State Supreme Court hears arguments on Proposition 208
Challengers to Arizona’s new schoolfunding tax asked the state Supreme Court Monday for a swift decision on whether the voter-approved measure is constitutional.
A quick resolution, attorney Dominic Draye told the justices, would help the Legislature understand the funding available for schools as it works on next year’s state budget.
Chief Justice Robert Brutinel made no comment on that request, other than to say an opinion would be issued in “due course.”
The court’s 44-minute hearing Monday primarily revolved around the argument that Proposition 208 is unconstitutional because it exempts the money it raises from Arizona’s school spending limit. The spending cap is expected to be around $6 billion next year.
The Invest in Education Foundation, which backs Proposition 208, argues that while the spending limit applies to local revenues, the ballot measure classified its revenues as grants, not local dollars. Proposition 208 is projected to raise between $827 million to $1 billion next year. Invest in Education is backed by the state teachers’ union, the Arizona Education Association, as well as Stand for Children, a nonprofit focused on education issues.
Voters approved Proposition 208 in November. It raises the rate on taxable income earned above $150,000 by single filers to 8%, up from the previous limit of 4.5%. For couples filing jointly, the higher rate kicks in for taxable income earned above $300,000.
After a lower court rejected arguments from Republican legislators and the Arizona Free Enterprise for an injunction to stop Proposition 208, the foundation appealed directly to the Supreme Court.
Arguing for the Republican lawmakers, Draye said that because of the spending cap, Proposition 208 would not be able to deliver on its promises of boosting education funding, effectively selling the public on a false deal.
Ann Timmer, the court’s vice chief justice, questioned whether the money raised by the higher tax would be bottled up, as Draye suggested.
She noted lawmakers have the ability to override the school expenditure limit, and did so after another education-funding measure, Proposition 301, passed decades ago. No one complained about that action being unconstitutional, she said.
Draye said it’s difficult to predict if the Legislature would do so again, given it requires a two-thirds vote in both the House and the Senate and the spending limit can only be overridden once a year.
Besides, he said, even if the Legislature were to raise the spending cap, it does not provide the quick relief Proposition 208 promised for schools.
“Voters were sold on immediate expenditure of nearly $1 billion a year and it eked by,” Draye said, referring to the 51.7 percent support voters gave the ballot measure.
But the attorney representing the backers of Proposition 208 said the debate over how much money the measure would raise, and whether lawmakers would consider overriding the expenditure cap, is premature.
The tax won’t show up in state coffers until 2021 taxes are filed next year, attorney Andy Gaona argued.

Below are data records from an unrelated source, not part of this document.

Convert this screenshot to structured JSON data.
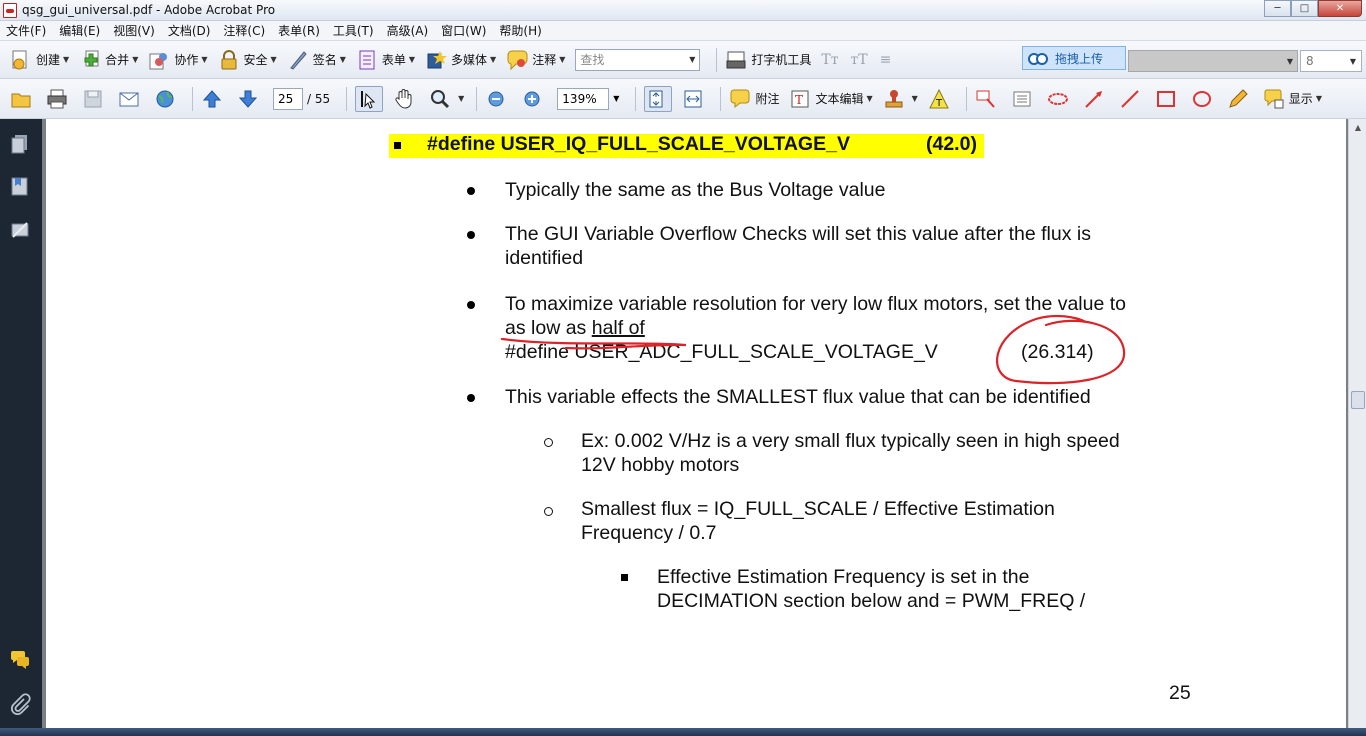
{
  "window": {
    "title": "qsg_gui_universal.pdf - Adobe Acrobat Pro"
  },
  "menu": [
    "文件(F)",
    "编辑(E)",
    "视图(V)",
    "文档(D)",
    "注释(C)",
    "表单(R)",
    "工具(T)",
    "高级(A)",
    "窗口(W)",
    "帮助(H)"
  ],
  "toolbar1": {
    "create": "创建",
    "combine": "合并",
    "collaborate": "协作",
    "secure": "安全",
    "sign": "签名",
    "forms": "表单",
    "multimedia": "多媒体",
    "comment": "注释",
    "search_placeholder": "查找",
    "typewriter": "打字机工具",
    "upload": "拖拽上传",
    "font_size": "8"
  },
  "toolbar2": {
    "current_page": "25",
    "total_pages": "/ 55",
    "zoom": "139%",
    "note": "附注",
    "text_edit": "文本编辑",
    "show": "显示"
  },
  "document": {
    "heading_define": "#define USER_IQ_FULL_SCALE_VOLTAGE_V",
    "heading_value": "(42.0)",
    "bullet1": "Typically the same as the Bus Voltage value",
    "bullet2_line1": "The GUI Variable Overflow Checks will set this value after the flux is",
    "bullet2_line2": "identified",
    "bullet3_line1": "To maximize variable resolution for very low flux motors, set the value to",
    "bullet3_line2_a": "as low as",
    "bullet3_line2_b": "half of",
    "bullet3_line3_define": "#define USER_ADC_FULL_SCALE_VOLTAGE_V",
    "bullet3_line3_value": "(26.314)",
    "bullet4": "This variable effects the SMALLEST flux value that can be identified",
    "sub1_line1": "Ex: 0.002 V/Hz is a very small flux typically seen in high speed",
    "sub1_line2": "12V hobby motors",
    "sub2_line1": "Smallest flux = IQ_FULL_SCALE / Effective Estimation",
    "sub2_line2": "Frequency / 0.7",
    "sub3_line1": "Effective Estimation Frequency is set in the",
    "sub3_line2": "DECIMATION section below and = PWM_FREQ /",
    "page_number": "25"
  },
  "colors": {
    "highlight": "#ffff00",
    "annotation_red": "#d9242a",
    "nav_pane": "#1d2733"
  }
}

And the earliest a legislature could even consider an expenditure override would be in March 2023, he said, when a different legislature, representing different districts due to redistricting, is seated.
“So trying to ascribe the motives of the current Legislature to the Legislature that will be sitting 2023 is, I think, a problem,” Gaona said.
The plaintiffs are asking the Supreme Court to return the case to the Maricopa County Superior Court with a directive to grant an injunction and to declare the law unconstitutional.